Ahora bien, si ha hecho falta el trabajo de siglos hasta que hemos aprendido, en cierto modo, a calcular las consecuencias naturales remotas de nuestros actos encaminados a la producción, la cosa era todavía mucho más difícil en lo que se refiere a las consecuencias sociales de estos mismos actos. Hemos hablado de las patatas y de la propagación de la escrofulosis, como una secuela de ellas. Pero, ¿qué es la escrofulosis, comparada con las consecuencias que ha acarreado para la situación de vida de las masas del pueblo de países enteros la reducción de los obreros a una alimentación a base de ese tubérculo, comparada con la epidemia de hambre que en 1847 asoló a Irlanda a consecuencia de la enfermedad de las patatas, sepultando bajo tierra a un millón de irlandeses que apenas comían otra cosa y arrojando a dos millones al otro lado del mar? Cuando los árabes aprendieron a destilar el alcohol no pensaban ni en sueños que habían creado con ello una de las principales armas con que se aniquilaría a los indígenas de la América entonces aún no descubierta. Y cuando Colón, andando el tiempo, descubrió América, no sabía que con ello hacía resucitar la esclavitud, en Europa superada ya de largo tiempo atrás, y sentaba las bases para la trata de negros.

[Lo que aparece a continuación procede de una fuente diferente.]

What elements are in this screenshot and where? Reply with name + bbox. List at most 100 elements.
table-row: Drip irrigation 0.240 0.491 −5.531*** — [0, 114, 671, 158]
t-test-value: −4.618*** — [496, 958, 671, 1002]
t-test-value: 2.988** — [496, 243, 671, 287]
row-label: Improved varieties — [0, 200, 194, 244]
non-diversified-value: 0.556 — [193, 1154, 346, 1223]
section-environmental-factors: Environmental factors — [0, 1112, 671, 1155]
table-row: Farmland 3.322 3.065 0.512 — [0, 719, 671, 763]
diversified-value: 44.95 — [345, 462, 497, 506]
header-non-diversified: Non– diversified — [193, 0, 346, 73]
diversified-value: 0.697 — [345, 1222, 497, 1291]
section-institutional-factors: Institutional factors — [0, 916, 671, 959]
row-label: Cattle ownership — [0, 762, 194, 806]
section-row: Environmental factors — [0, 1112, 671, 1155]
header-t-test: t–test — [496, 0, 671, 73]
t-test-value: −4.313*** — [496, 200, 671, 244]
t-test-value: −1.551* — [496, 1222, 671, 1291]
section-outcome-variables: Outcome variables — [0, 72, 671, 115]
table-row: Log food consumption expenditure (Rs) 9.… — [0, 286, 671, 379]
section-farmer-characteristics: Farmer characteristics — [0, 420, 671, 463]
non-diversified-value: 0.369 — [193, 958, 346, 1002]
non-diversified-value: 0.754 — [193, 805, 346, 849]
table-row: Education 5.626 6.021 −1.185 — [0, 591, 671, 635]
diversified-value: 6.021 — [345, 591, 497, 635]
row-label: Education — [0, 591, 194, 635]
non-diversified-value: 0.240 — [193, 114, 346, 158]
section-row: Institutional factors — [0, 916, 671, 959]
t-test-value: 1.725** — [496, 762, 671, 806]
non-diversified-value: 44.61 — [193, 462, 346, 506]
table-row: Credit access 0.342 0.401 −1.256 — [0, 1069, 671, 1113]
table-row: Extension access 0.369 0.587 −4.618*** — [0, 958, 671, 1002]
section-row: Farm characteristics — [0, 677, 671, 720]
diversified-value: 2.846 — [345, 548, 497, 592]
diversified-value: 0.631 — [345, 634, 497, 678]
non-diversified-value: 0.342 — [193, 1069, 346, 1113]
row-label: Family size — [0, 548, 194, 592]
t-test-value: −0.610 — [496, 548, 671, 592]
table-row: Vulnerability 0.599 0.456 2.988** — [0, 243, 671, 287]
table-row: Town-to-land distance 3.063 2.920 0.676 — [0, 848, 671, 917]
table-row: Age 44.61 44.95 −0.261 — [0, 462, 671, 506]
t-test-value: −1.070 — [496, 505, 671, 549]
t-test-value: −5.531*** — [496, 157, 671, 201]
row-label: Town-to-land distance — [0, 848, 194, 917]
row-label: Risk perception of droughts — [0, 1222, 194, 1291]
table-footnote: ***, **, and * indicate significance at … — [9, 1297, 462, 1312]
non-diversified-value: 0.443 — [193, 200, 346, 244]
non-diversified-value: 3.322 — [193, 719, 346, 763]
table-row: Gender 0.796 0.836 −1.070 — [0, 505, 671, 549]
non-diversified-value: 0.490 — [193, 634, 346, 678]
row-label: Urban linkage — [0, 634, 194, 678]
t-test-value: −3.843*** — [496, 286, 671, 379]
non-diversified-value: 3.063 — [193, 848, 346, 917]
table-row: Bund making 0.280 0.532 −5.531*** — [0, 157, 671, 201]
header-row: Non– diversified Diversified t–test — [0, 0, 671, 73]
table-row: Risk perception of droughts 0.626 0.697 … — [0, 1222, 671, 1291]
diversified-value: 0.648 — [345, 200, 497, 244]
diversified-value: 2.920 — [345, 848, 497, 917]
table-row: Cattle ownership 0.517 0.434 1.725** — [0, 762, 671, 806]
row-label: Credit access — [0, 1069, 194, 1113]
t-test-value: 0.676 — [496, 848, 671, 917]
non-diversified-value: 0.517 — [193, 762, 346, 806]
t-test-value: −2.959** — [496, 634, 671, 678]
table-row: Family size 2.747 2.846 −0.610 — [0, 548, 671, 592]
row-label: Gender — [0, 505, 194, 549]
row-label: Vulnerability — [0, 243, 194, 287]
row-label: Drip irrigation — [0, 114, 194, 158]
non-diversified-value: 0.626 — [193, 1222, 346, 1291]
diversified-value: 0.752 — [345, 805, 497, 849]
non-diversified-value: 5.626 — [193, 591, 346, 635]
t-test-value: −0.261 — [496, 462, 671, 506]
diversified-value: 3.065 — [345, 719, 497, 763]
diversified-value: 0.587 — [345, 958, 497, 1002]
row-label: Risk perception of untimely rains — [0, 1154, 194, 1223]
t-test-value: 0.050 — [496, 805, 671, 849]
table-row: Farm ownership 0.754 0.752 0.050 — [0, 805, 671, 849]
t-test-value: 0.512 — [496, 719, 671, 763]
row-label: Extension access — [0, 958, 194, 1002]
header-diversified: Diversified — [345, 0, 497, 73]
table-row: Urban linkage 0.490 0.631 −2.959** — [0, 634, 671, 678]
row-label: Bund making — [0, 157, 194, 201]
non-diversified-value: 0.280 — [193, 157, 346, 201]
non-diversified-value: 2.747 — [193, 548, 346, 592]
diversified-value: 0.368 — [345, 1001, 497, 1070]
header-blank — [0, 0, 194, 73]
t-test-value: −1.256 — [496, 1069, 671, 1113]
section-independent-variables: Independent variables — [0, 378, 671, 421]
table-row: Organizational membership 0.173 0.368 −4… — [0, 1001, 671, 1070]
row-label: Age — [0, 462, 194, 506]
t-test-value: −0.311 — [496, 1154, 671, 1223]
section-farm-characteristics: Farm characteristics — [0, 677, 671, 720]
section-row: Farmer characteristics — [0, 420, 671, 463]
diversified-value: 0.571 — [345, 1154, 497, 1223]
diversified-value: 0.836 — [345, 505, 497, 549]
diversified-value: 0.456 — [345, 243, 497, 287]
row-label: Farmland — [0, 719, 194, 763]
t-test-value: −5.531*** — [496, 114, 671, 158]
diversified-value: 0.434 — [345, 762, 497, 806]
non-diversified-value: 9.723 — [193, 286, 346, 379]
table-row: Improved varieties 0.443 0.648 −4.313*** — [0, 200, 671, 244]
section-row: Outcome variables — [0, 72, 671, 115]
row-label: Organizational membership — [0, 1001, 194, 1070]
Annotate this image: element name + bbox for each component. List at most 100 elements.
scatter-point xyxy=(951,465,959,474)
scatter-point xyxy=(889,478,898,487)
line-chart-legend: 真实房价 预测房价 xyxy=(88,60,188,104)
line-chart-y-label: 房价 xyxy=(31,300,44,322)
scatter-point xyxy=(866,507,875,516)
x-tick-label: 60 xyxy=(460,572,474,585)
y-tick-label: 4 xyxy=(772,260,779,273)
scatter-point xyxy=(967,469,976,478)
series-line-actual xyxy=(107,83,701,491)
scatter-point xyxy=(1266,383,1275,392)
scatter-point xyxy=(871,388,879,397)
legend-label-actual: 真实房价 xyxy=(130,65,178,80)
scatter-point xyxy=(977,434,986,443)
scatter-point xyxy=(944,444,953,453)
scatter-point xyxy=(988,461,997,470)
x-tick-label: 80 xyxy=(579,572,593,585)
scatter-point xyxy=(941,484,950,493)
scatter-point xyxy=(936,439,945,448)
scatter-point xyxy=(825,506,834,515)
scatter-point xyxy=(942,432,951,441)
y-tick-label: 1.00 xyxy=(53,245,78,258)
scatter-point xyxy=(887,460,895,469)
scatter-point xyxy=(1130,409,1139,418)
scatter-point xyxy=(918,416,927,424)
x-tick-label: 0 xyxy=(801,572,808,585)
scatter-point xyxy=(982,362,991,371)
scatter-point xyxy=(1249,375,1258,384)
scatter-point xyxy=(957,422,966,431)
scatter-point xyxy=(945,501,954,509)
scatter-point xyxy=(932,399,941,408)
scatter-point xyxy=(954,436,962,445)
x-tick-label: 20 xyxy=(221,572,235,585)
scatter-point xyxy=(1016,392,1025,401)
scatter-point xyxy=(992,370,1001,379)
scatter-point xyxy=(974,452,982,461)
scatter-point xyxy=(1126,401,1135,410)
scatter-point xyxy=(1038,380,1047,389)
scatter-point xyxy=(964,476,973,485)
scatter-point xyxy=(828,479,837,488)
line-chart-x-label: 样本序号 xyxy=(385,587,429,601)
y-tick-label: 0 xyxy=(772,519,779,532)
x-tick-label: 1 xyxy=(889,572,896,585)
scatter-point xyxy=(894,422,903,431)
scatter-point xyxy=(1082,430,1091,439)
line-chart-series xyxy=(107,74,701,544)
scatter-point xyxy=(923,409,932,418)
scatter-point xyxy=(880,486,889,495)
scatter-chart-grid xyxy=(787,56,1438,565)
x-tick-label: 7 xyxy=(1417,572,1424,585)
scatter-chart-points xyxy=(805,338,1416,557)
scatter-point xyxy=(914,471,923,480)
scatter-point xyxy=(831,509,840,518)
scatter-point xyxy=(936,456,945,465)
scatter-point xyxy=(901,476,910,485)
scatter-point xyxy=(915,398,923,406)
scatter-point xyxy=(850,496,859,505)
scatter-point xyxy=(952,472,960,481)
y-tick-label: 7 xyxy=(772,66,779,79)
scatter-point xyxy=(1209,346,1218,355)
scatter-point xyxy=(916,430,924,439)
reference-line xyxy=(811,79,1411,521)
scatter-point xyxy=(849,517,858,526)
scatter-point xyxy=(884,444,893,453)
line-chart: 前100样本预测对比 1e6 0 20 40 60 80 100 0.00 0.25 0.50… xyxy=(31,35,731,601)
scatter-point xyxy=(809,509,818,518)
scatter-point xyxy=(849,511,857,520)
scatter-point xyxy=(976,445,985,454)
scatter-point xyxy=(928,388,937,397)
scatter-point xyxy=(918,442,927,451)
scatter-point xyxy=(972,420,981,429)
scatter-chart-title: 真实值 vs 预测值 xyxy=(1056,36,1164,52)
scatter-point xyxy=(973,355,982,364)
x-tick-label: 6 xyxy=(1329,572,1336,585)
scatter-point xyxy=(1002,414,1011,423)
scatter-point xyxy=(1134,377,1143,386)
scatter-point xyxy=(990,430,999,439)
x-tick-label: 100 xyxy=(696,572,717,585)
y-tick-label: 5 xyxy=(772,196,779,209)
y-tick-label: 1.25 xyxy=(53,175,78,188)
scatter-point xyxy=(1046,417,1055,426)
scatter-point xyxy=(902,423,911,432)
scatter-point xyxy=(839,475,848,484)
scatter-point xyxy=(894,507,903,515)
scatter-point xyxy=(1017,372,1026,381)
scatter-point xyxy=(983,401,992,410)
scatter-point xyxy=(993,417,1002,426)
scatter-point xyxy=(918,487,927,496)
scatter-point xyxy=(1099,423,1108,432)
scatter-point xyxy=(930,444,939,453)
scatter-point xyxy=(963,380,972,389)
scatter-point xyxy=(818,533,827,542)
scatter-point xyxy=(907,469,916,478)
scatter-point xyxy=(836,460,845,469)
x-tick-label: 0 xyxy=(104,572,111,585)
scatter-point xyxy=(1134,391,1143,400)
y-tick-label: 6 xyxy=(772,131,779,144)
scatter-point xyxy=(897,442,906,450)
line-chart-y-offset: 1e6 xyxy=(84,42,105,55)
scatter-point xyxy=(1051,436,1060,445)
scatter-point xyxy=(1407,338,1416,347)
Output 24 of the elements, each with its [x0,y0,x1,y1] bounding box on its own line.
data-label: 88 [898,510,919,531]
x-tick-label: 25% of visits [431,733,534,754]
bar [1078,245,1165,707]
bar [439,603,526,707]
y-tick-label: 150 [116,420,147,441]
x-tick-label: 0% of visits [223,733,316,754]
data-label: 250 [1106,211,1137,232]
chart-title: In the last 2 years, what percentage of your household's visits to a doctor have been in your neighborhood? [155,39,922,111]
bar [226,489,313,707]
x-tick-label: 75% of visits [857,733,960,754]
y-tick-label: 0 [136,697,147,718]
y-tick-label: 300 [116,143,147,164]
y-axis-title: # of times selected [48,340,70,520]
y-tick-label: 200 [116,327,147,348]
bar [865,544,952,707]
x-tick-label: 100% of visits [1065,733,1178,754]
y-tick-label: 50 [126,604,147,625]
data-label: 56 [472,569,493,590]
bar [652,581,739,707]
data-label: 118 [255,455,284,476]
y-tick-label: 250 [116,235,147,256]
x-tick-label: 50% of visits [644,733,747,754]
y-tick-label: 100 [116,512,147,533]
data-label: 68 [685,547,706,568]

Ni a los hombres que en los siglos XVI y XVII trabajaban por crear la máquina de vapor se les podía pasar por las mientes que estaban preparando el instrumento que más que ningún otro habría de revolucionar el orden social del mundo entero y que en Europa sobre todo, mediante la concentración de la riqueza en manos de la minoría y de la miseria del lado de la inmensa mayoría, empezaría entregando a la burguesía el poder social y político y provocaría luego entre la burguesía y el proletariado una lucha de clases que sólo terminará con el derrocamiento de la burguesía y la abolición de los antagonismos de clase. Pero también en este terreno una larga y a veces dura experiencia y el acopio y la investigación de material histórico nos va enseñando, poco a poco, a ver claro acerca de las consecuencias sociales indirectas y lejanas de nuestra actividad productiva, lo que nos permite, al mismo tiempo, dominarlas y regularlas.
Ahora bien, para lograr esta regulación no basta con el mero conocimiento. Hace falta, además, transformar totalmente el régimen de producción vigente hasta ahora y, con él, todo nuestro orden social presente.
Todos los sistemas de producción conocidos hasta ahora no tenían otra mira que el sacarle un rendimiento directo e inmediato al trabajo. Se hacía caso omiso de todos los demás efectos, revelados solamente más tarde, mediante la repetición y acumulación graduales de los mismos fenómenos. La propiedad común originaria sobre la tierra respondía, de una parte, a un estado de desarrollo del hombre en el que su horizonte visual se reducía a lo estrictamente necesario para el día y, de otra parte, presuponía un cierto remanente de tierras disponibles, que brindaba algún margen de maniobra frente a las desastrosas consecuencias eventuales de aquella economía primitiva de tipo selvático. Agotado el remanente de tierras, se derrumbó la propiedad en común. Todas las formas superiores de producción se tradujeron en la división de la población en clases y, con ello, en el antagonismo entre clases dominantes y oprimidas; y esto hizo que el interés de la clase dominante pasara a ser el resorte propulsor de la producción, en la medida en que ésta no se limitaba estrictamente a proporcionar el sustento a los oprimidos. Los capitalistas individuales, en cuyas manos se hallan los resortes de mando sobre la producción y el cambio, sólo pueden preocuparse de una cosa: de la utilidad más directa que sus actos les reporten. Más aún, incluso esta utilidad -cuando se trata de la que rinde el artículo producido o cambiado- queda completamente relegada a segundo plano, pues el único incentivo es la ganancia que de su venta pueda obtenerse.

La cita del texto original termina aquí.